Republican Senator from Alabama, said one critic, is "unfit for public office and should face censure and removal."
A Republican senator is getting blasted for a bigoted social media rant in which he declared that Islam is "not a religion" while advocating the mass expulsion of Muslims from the US.
In the wake of Sunday's horrific mass shooting at a Hanukkah celebration in Australia, which left 16 people dead and was carried out by two men with suspected ties to the terrorist organization ISIS, Tuberville lashed out at Muslims and promoted their mass deportation.
"Islam is not a religion," Tuberville, currently a Republican candidate for Alabama governor, wrote on X. "It's a cult. Islamists aren't here to assimilate. They're here to conquer. Stop worrying about offending the pearl clutchers. We've got to SEND THEM HOME NOW or we'll become the United Caliphate of America."
Tuberville neglected to note that a Muslim man named Ahmed al Ahmed, a Syrian refugee who gained his Australian citizenship in 2022, tackled and disarmed one of the alleged shooters before they could fire more shots at the Jewish people who had gathered on Bondi Beach to celebrate Hanukkah.
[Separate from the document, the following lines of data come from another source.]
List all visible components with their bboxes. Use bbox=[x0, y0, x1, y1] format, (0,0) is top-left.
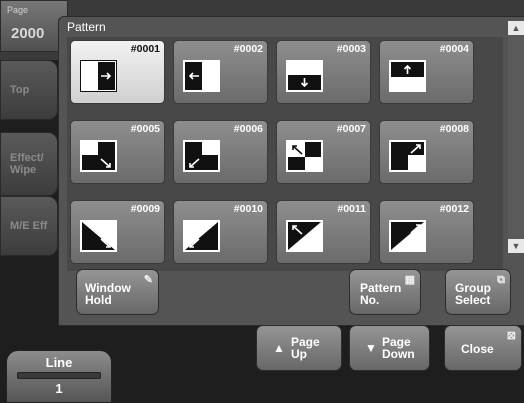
triangle-up-icon: ▲ bbox=[273, 341, 285, 355]
pattern-number: #0004 bbox=[439, 43, 469, 55]
wipe-diag-up-left-icon bbox=[286, 140, 323, 172]
close-icon: ⊠ bbox=[506, 330, 516, 342]
pattern-number: #0001 bbox=[130, 43, 160, 55]
wipe-left-icon bbox=[183, 60, 220, 92]
line-control[interactable]: Line 1 bbox=[6, 350, 112, 403]
pattern-scrollbar[interactable]: ▲ ▼ bbox=[508, 21, 524, 253]
pattern-number: #0002 bbox=[233, 43, 263, 55]
line-label: Line bbox=[45, 355, 73, 370]
pattern-number: #0006 bbox=[233, 123, 263, 135]
pattern-tile-0009[interactable]: #0009 bbox=[70, 200, 165, 264]
page-down-button[interactable]: ▼ Page Down bbox=[349, 325, 430, 371]
page-value: 2000 bbox=[11, 25, 45, 42]
window-hold-button[interactable]: Window Hold ✎ bbox=[76, 269, 159, 315]
wipe-down-icon bbox=[286, 60, 323, 92]
pattern-tile-0006[interactable]: #0006 bbox=[173, 120, 268, 184]
pattern-tile-0008[interactable]: #0008 bbox=[379, 120, 474, 184]
wipe-diag-down-left-icon bbox=[183, 140, 220, 172]
tab-effect-wipe[interactable]: Effect/ Wipe bbox=[0, 132, 58, 196]
pattern-tile-0010[interactable]: #0010 bbox=[173, 200, 268, 264]
pattern-number: #0011 bbox=[337, 203, 366, 215]
pattern-tile-0003[interactable]: #0003 bbox=[276, 40, 371, 104]
wipe-up-icon bbox=[389, 60, 426, 92]
line-slider[interactable] bbox=[17, 372, 101, 379]
pattern-number: #0008 bbox=[439, 123, 469, 135]
pattern-tile-0004[interactable]: #0004 bbox=[379, 40, 474, 104]
wipe-triangle-up-left-icon bbox=[286, 220, 323, 252]
pattern-window: Pattern #0001 #0002 #0003 #0004 #0005 #0… bbox=[58, 16, 524, 326]
wipe-triangle-down-right-icon bbox=[80, 220, 117, 252]
page-label: Page bbox=[7, 5, 29, 15]
window-title: Pattern bbox=[67, 20, 106, 34]
line-value: 1 bbox=[55, 381, 63, 396]
pattern-no-button[interactable]: Pattern No. ▦ bbox=[349, 269, 421, 315]
close-button[interactable]: Close ⊠ bbox=[444, 325, 522, 371]
tab-top[interactable]: Top bbox=[0, 60, 58, 120]
pattern-number: #0005 bbox=[130, 123, 160, 135]
pattern-number: #0003 bbox=[336, 43, 366, 55]
wipe-right-icon bbox=[80, 60, 117, 92]
wipe-diag-down-right-icon bbox=[80, 140, 117, 172]
pattern-number: #0007 bbox=[336, 123, 366, 135]
pattern-tile-0002[interactable]: #0002 bbox=[173, 40, 268, 104]
pattern-tile-0005[interactable]: #0005 bbox=[70, 120, 165, 184]
pattern-tile-0012[interactable]: #0012 bbox=[379, 200, 474, 264]
window-icon: ⧉ bbox=[497, 274, 505, 286]
wipe-diag-up-right-icon bbox=[389, 140, 426, 172]
keypad-icon: ▦ bbox=[404, 274, 415, 286]
scroll-down-icon[interactable]: ▼ bbox=[508, 239, 524, 253]
pattern-tile-0011[interactable]: #0011 bbox=[276, 200, 371, 264]
triangle-down-icon: ▼ bbox=[365, 341, 377, 355]
pattern-number: #0010 bbox=[233, 203, 263, 215]
group-select-button[interactable]: Group Select ⧉ bbox=[445, 269, 511, 315]
page-up-button[interactable]: ▲ Page Up bbox=[256, 325, 342, 371]
pin-icon: ✎ bbox=[143, 274, 153, 286]
pattern-tile-0001[interactable]: #0001 bbox=[70, 40, 165, 104]
tab-me-effect[interactable]: M/E Eff bbox=[0, 196, 58, 256]
pattern-tile-0007[interactable]: #0007 bbox=[276, 120, 371, 184]
wipe-triangle-up-right-icon bbox=[389, 220, 426, 252]
pattern-grid: #0001 #0002 #0003 #0004 #0005 #0006 #000… bbox=[67, 37, 503, 271]
pattern-number: #0012 bbox=[439, 203, 469, 215]
pattern-number: #0009 bbox=[130, 203, 160, 215]
scroll-up-icon[interactable]: ▲ bbox=[508, 21, 524, 35]
wipe-triangle-down-left-icon bbox=[183, 220, 220, 252]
Corey Saylor, research and advocacy director for the Council on American-Islamic Relations (CAIR), said that Tuberville's comments on Muslims were akin to those made by former Alabama Gov. George Wallace, an infamous segregationist who fought the US federal government's efforts to racially integrate state schools.
"Senator Tuberville appears to have looked at footage of George Wallace standing in a schoolhouse door to keep Black students out and decided that was a model worth reviving—this time against Muslims,” Saylor said. “His rhetoric belongs to the same shameful chapter of American history, and it will be taught that way.”
Tuberville was also condemned by Sen. Chuck Schumer (D-NY), who hammered the Republican senator for using an attack on Jews in Australia to justify prejudice against Muslims in the US.
"An outrageous, disgusting display of islamophobia from Sen. Tuberville," wrote Schumer. "The answer to despicable antisemitism is not despicable islamophobia. This type of rhetoric is beneath a United States senator—or any good citizen for that matter."
Sen. Chris Murphy (D-Conn.), meanwhile, described Tuberville's rant as "vile and un-American," and said that his "bigoted zealotry" against Muslims would have made America's founders "cringe."
Aaron Reichlin-Melnick, a senior fellow at the American Immigration Council, said Tuberville's rhetoric was completely at odds with the US Constitution.
"This is a senator calling for religious purges in the United States," he wrote. "A country whose earliest colonists came fleeing religious persecution and whose Founders thought that protecting against state interference with religion was so important it was put into the First Amendment."
Dylan Williams, vice president for government affairs at the Center for International Policy, noted that Tuberville was far from alone in expressing open bigotry toward Muslims, as US Rep. Randy Fine (R-Fla.) and New York City Councilwoman Vickie Paladino had also made vicious anti-Muslim statements in recent days.
"A congressman says mainstream Muslims should be 'destroyed,'" he wrote. "A senator says Islam is not a religion and Muslims should be sent 'home.' A NYC councilwoman calls for the 'expulsion' and 'denaturalization' of Muslims. Fascist anti-Muslim bigotry is now explicit Republican policy."
Williams also said Tuberville was "unfit for public office and should face censure and removal."
Fred Wellman, a Democratic candidate for US congress in Missouri, countered Tuberville with just two sentences: "Islam is a religion. Tommy Tuberville is an unrepentant racist."